How to Help Your Friend Choose a Phone.

Being a budget technologist, a teacher, and having my opinion matters, I do have to try and provide honest feedback.  People, students and colleagues, want me to guide them into choosing the right product.  With that said, I have to try and make unbiased reviews on a lot of different products.  When iOS5 and the 4s came out, I had at least 5 different people ask, “Is this the phone I should get?”  I do have to put my google fan boy behind me.

I have and love my android phone running a mac.  I am really platform independent.  I just want something to work (well).

I start out by asking a simple question, and this usually guide the answer.  “Are you so heavily involved in google products, specifically in google voice and google talk, that you need to have instant access?”  If the answer is yes, then Android is the way to go.  If the answer is anything but an instant yes, the ios5 and the iphone is the answer.  The other ancillary question is “Will you take the time to learn all the features.”  Learning all the features will steer the person towards android.

I started on the iphone with the 3g, and I constantly had to find workarounds for both google talk and google voice.  When my friend @johnament showed my his g1 and google talk access and notifications, I switched, albeit hesitantly.  Now 16 months later, I couldn’t be happier.
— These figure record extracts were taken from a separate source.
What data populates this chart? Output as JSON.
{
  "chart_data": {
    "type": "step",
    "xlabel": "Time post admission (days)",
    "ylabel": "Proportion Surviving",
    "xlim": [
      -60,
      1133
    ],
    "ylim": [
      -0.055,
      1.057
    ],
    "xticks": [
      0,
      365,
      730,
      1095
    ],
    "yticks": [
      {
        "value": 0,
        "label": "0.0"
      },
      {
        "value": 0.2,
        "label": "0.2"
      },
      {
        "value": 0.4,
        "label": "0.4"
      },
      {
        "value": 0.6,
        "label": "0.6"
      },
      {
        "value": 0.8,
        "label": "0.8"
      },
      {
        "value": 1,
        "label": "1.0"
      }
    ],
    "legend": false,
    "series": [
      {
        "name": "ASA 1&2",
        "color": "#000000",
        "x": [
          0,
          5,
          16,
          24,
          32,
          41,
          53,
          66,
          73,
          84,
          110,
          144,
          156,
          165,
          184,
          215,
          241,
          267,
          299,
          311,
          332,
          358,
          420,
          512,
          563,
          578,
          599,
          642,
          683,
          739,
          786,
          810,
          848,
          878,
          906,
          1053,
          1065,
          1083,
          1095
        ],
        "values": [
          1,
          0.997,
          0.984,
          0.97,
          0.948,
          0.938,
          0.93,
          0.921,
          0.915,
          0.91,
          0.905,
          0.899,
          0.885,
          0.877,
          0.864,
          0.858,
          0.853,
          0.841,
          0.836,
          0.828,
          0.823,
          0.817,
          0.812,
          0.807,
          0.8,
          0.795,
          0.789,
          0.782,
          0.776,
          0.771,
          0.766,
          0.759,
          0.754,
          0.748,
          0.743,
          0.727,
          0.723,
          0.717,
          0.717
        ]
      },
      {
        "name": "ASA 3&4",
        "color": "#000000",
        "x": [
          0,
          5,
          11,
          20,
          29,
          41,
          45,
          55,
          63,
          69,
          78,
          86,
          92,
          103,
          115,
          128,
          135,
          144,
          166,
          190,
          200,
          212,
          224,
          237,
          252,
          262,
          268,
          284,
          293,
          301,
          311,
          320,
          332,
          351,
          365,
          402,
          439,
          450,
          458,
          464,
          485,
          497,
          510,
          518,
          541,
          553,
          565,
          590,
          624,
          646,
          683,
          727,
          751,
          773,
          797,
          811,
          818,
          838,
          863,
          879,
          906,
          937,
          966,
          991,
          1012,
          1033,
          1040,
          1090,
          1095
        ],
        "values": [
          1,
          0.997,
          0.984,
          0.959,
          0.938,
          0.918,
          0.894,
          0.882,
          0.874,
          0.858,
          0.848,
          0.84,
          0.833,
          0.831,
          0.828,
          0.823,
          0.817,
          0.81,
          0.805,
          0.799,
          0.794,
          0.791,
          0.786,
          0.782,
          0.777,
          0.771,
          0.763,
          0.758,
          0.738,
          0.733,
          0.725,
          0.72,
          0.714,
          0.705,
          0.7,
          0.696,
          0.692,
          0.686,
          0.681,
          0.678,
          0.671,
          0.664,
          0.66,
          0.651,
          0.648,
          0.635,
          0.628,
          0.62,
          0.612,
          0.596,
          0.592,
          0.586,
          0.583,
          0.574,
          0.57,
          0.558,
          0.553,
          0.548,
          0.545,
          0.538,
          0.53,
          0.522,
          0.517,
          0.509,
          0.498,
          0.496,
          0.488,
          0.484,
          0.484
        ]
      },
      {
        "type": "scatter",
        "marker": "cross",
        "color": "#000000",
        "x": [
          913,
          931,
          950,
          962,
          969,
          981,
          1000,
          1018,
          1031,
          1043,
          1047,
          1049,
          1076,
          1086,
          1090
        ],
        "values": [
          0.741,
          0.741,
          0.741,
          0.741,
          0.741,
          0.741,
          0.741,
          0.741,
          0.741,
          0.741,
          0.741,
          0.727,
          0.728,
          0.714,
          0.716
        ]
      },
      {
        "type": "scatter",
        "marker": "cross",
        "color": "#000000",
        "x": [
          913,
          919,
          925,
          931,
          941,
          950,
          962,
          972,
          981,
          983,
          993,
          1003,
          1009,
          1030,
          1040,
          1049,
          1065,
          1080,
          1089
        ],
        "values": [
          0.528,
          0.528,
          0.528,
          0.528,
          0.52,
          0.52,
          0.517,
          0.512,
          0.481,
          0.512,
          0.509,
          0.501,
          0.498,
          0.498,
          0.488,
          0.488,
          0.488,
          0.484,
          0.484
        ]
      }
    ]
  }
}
iOS is simple and more intuitive.  Android has extreme customizability.  People that need it to “work” need an iphone.  People who can spend a few minutes (and it really is about 40 minutes) of thought and logic will figure out android.  They will figure out that it is more extensible than iOS.  I gave my (as @harrycmarks) my degree needed android phone to my 3 year old nephew, he was playing angry birds in a few minutes.  It really can’t be that hard.  The support forums on android are surprisingly more helpful than ios forums.

The whole “it must work” is a big issue.  If your phone breaks, where do you go?  I will give apple this huge concession because it is a big one.  I drive 15 minutes to the mall when something doesn’t work, and I walk out usually with a new phone.  When my android phone had an issue it took two weeks, and countless phone calls.

Android wins in a ton of categories from, carriers, form factors, 4g (even the PR definition), screen sizes, and keyboards, but it is on the difficulty to learn.  Even with all those positives, if you need something that just works, the iphone works.

iphone also wins if you don’t have a google account.  I get so mad at salespeople when they don’t explain this  to their customers.  Usually they say, “well you need a google account.”  Three months later the person ends up moving to gmail because android is so ingrained in the google ecosystem.  I

I do have one caveat where android wins.  If you are such a luddite where most technology things are so complicated, you may want to choose android.  If are the type that has to read the manual, you are going to have to read it anyway.  You might as well learn the additional features.